As if she wasn't busy enough bringing up our daughter, and growing the new addition to the family, my wife is a part-time private tutor to several A-Level Biology students (A-Level, for those not from the UK, being the final hurdle students have to clear before University). These students must all have passed their GCSEs before being accepted on to A-Level courses, with exams including core subjects like English and Maths. But you'd never know it from the answers they give as my wife goes over practice exam questions with them.
Take percentages. One question involved converting a percentage to a frequency: if 5% of the population have the recessive form of gene X, how many is that out of 100? Blank stare.

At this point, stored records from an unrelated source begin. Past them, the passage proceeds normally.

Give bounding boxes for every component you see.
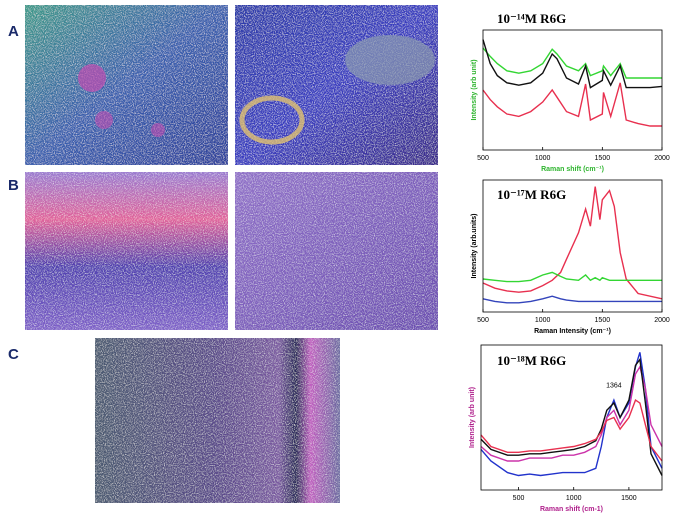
plot-frame	[482, 29, 663, 151]
x-tick-label: 1500	[595, 317, 611, 324]
chart-title: 10⁻¹⁴M R6G	[497, 11, 566, 26]
y-axis-label: Intensity (arb.units)	[471, 214, 478, 279]
plot-frame	[480, 344, 663, 491]
micrographs	[25, 5, 438, 503]
spectrum	[482, 82, 662, 127]
x-tick-label: 500	[477, 155, 489, 162]
spectrum	[480, 357, 663, 476]
x-tick-label: 500	[477, 317, 489, 324]
plot-frame	[482, 179, 663, 313]
x-tick-label: 2000	[654, 155, 670, 162]
x-axis-label: Raman shift (cm-1)	[540, 506, 603, 513]
spectrum	[482, 39, 663, 89]
spot	[95, 111, 113, 129]
x-axis-label: Raman shift (cm⁻¹)	[541, 166, 604, 173]
micrograph	[235, 5, 438, 165]
x-axis-label: Raman Intensity (cm⁻¹)	[534, 328, 611, 335]
spectrum	[480, 365, 663, 462]
x-tick-label: 1500	[595, 155, 611, 162]
spectrum	[482, 271, 662, 283]
micrograph	[235, 172, 438, 330]
annotation: 1364	[606, 382, 622, 389]
x-tick-label: 1000	[535, 155, 551, 162]
x-tick-label: 1500	[621, 495, 637, 502]
chart-title: 10⁻¹⁸M R6G	[497, 353, 566, 368]
spectrum	[482, 295, 662, 304]
x-tick-label: 1000	[535, 317, 551, 324]
spectrum	[480, 399, 663, 462]
y-axis-label: Intensity (arb unit)	[471, 59, 478, 120]
spot	[151, 123, 165, 137]
panel-label: A	[8, 23, 19, 40]
micrograph	[95, 338, 340, 503]
x-tick-label: 500	[513, 495, 525, 502]
chart-title: 10⁻¹⁷M R6G	[497, 187, 566, 202]
spot	[78, 64, 106, 92]
panel-label: B	[8, 177, 19, 194]
x-tick-label: 2000	[654, 317, 670, 324]
spectrum	[482, 186, 663, 300]
panel-label: C	[8, 346, 19, 363]
micrograph	[25, 5, 228, 165]
spectrum	[480, 352, 663, 477]
spectrum	[482, 47, 662, 79]
y-axis-label: Intensity (arb unit)	[469, 387, 476, 448]
film	[345, 35, 435, 85]
film	[239, 95, 305, 145]
micrograph	[25, 172, 228, 330]
x-tick-label: 1000	[566, 495, 582, 502]
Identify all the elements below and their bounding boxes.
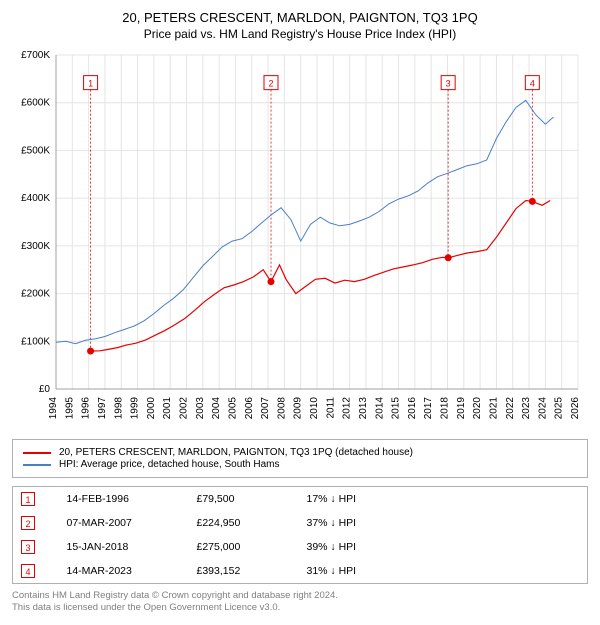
y-axis-tick-label: £700K <box>21 50 50 61</box>
x-axis-tick-label: 1995 <box>64 397 75 420</box>
footer-attribution: Contains HM Land Registry data © Crown c… <box>12 590 588 615</box>
legend: 20, PETERS CRESCENT, MARLDON, PAIGNTON, … <box>12 439 588 478</box>
transactions-table: 1 14-FEB-1996£79,50017% ↓ HPI 2 07-MAR-2007… <box>12 486 588 584</box>
transaction-price: £79,500 <box>189 487 299 512</box>
line-chart-svg: £0 £100K £200K £300K £400K £500K £600K £700K 199… <box>12 49 588 429</box>
transaction-row: 2 07-MAR-2007£224,95037% ↓ HPI <box>13 511 588 535</box>
transaction-price: £275,000 <box>189 535 299 559</box>
x-axis-tick-label: 2007 <box>260 397 271 420</box>
marker-number: 3 <box>446 79 451 89</box>
x-axis-tick-label: 2026 <box>570 397 581 420</box>
transaction-delta: 39% ↓ HPI <box>299 535 588 559</box>
y-axis-tick-label: £200K <box>21 289 50 300</box>
x-axis-tick-label: 2021 <box>488 397 499 420</box>
legend-swatch <box>23 452 51 454</box>
x-axis-tick-label: 2005 <box>227 397 238 420</box>
transaction-row: 3 15-JAN-2018£275,00039% ↓ HPI <box>13 535 588 559</box>
x-axis-tick-label: 2009 <box>293 397 304 420</box>
footer-line-2: This data is licensed under the Open Gov… <box>12 602 588 614</box>
x-axis-tick-label: 1996 <box>81 397 92 420</box>
transaction-point <box>529 198 536 205</box>
x-axis-tick-label: 2003 <box>195 397 206 420</box>
transaction-marker: 3 <box>21 540 35 554</box>
y-axis-tick-label: £100K <box>21 336 50 347</box>
x-axis-tick-label: 2019 <box>456 397 467 420</box>
legend-swatch <box>23 464 51 466</box>
legend-label: 20, PETERS CRESCENT, MARLDON, PAIGNTON, … <box>59 447 413 458</box>
footer-line-1: Contains HM Land Registry data © Crown c… <box>12 590 588 602</box>
x-axis-tick-label: 2012 <box>342 397 353 420</box>
transaction-delta: 31% ↓ HPI <box>299 559 588 584</box>
chart-subtitle: Price paid vs. HM Land Registry's House … <box>12 27 588 41</box>
transaction-point <box>87 348 94 355</box>
x-axis-tick-label: 2014 <box>374 397 385 420</box>
transaction-marker: 1 <box>21 492 35 506</box>
transaction-date: 14-FEB-1996 <box>59 487 189 512</box>
x-axis-tick-label: 2025 <box>554 397 565 420</box>
legend-item: 20, PETERS CRESCENT, MARLDON, PAIGNTON, … <box>23 447 577 458</box>
x-axis-tick-label: 2004 <box>211 397 222 420</box>
x-axis-tick-label: 2001 <box>162 397 173 420</box>
transaction-row: 4 14-MAR-2023£393,15231% ↓ HPI <box>13 559 588 584</box>
x-axis-tick-label: 1998 <box>113 397 124 420</box>
y-axis-tick-label: £400K <box>21 193 50 204</box>
legend-label: HPI: Average price, detached house, Sout… <box>59 459 280 470</box>
y-axis-tick-label: £300K <box>21 241 50 252</box>
transaction-point <box>267 278 274 285</box>
y-axis-tick-label: £0 <box>39 384 51 395</box>
x-axis-tick-label: 1994 <box>48 397 59 420</box>
transaction-date: 15-JAN-2018 <box>59 535 189 559</box>
y-axis-tick-label: £600K <box>21 98 50 109</box>
x-axis-tick-label: 2015 <box>391 397 402 420</box>
chart-container: 20, PETERS CRESCENT, MARLDON, PAIGNTON, … <box>0 0 600 625</box>
x-axis-tick-label: 2016 <box>407 397 418 420</box>
x-axis-tick-label: 2020 <box>472 397 483 420</box>
marker-number: 2 <box>268 79 273 89</box>
transaction-date: 14-MAR-2023 <box>59 559 189 584</box>
y-axis-tick-label: £500K <box>21 145 50 156</box>
transaction-delta: 37% ↓ HPI <box>299 511 588 535</box>
transaction-marker: 2 <box>21 516 35 530</box>
x-axis-tick-label: 2013 <box>358 397 369 420</box>
x-axis-tick-label: 2011 <box>325 397 336 419</box>
x-axis-tick-label: 2000 <box>146 397 157 420</box>
transaction-date: 07-MAR-2007 <box>59 511 189 535</box>
transaction-row: 1 14-FEB-1996£79,50017% ↓ HPI <box>13 487 588 512</box>
transaction-price: £224,950 <box>189 511 299 535</box>
legend-item: HPI: Average price, detached house, Sout… <box>23 459 577 470</box>
transaction-marker: 4 <box>21 564 35 578</box>
x-axis-tick-label: 2010 <box>309 397 320 420</box>
transaction-price: £393,152 <box>189 559 299 584</box>
x-axis-tick-label: 2002 <box>179 397 190 420</box>
x-axis-tick-label: 2018 <box>440 397 451 420</box>
chart-plot-area: £0 £100K £200K £300K £400K £500K £600K £700K 199… <box>12 49 588 429</box>
transaction-delta: 17% ↓ HPI <box>299 487 588 512</box>
x-axis-tick-label: 2024 <box>537 397 548 420</box>
marker-number: 4 <box>530 79 535 89</box>
chart-title: 20, PETERS CRESCENT, MARLDON, PAIGNTON, … <box>12 10 588 25</box>
transaction-point <box>445 254 452 261</box>
x-axis-tick-label: 2022 <box>505 397 516 420</box>
x-axis-tick-label: 2017 <box>423 397 434 420</box>
x-axis-tick-label: 2006 <box>244 397 255 420</box>
marker-number: 1 <box>88 79 93 89</box>
x-axis-tick-label: 1999 <box>130 397 141 420</box>
x-axis-tick-label: 2023 <box>521 397 532 420</box>
x-axis-tick-label: 2008 <box>276 397 287 420</box>
x-axis-tick-label: 1997 <box>97 397 108 420</box>
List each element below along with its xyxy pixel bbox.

Then there was a question about interpreting Echocardiogram (ECG) traces. You’ll have seen one these in the movies if ever there was a hospital death scene. As the patient breathes his last, the camera invariably pans to an ECG monitor at his bedside. The sound-track turns somber, the sun is blotted out by a cloud, and on the monitor the peaks and troughs of heart activity subside to the infamous flat line.
On an ECG, the trace shows activity up the vertical axis and time along the horizontal, so to calculate the heart rate (as the question required) you begin by measuring the distance between peaks on the chart to get the duration of each beat. The student could do that - counting blocks was within her skill set. But the next step was to convert that to a rate in beats per minute.
"It's not fair that they ask Maths questions in a Biology paper!", complained the student. My wife was taken aback for a moment – the girl apparently wasn’t joking.
"So what do you do now?", my wife prompted once she’d recovered.
"I don't know", began the student; then with sudden inspiration: "It's got something to do with 60 hasn't it?".
"Well, yes, it has,", my wife said encouragingly. "You know how long each beat lasts. Now you need to work out how many of those beats will fit in a minute. So what do you do?"
"Ah, I've got it now". The student's face lights up. My wife smiles hopefully. "You divide the time by 60!"
2 comments:
Wow, just wow...
I suppose its possible that the students are being confused by all of the biological context, but that really isn't much comfort. Though there is no reason for the exam (or any practices) to have the first question about 5%. It is after all just a math question in disguise.
It is possible, as some would claim, that an overreliance on calculators or a deemphasis on basic arithmetic could have caused these, but it seems rather unlikely.
Oh, and my AP Biology class had to do, besides basic math as the above, chi-square tests, which involve (*gasp*) subtraction, squaring, division, and addition!
"Though there is no reason for the exam (or any practices) to have the first question about 5%. It is after all just a math question in disguise."
Jamie, I disagree, it's a basic skill you need in order to interpret biological data, and saying someone is qualified in biology without being able to do something that simple is crazy.
You may as well say, there's no reason to ask questions in English since it's not an English exam!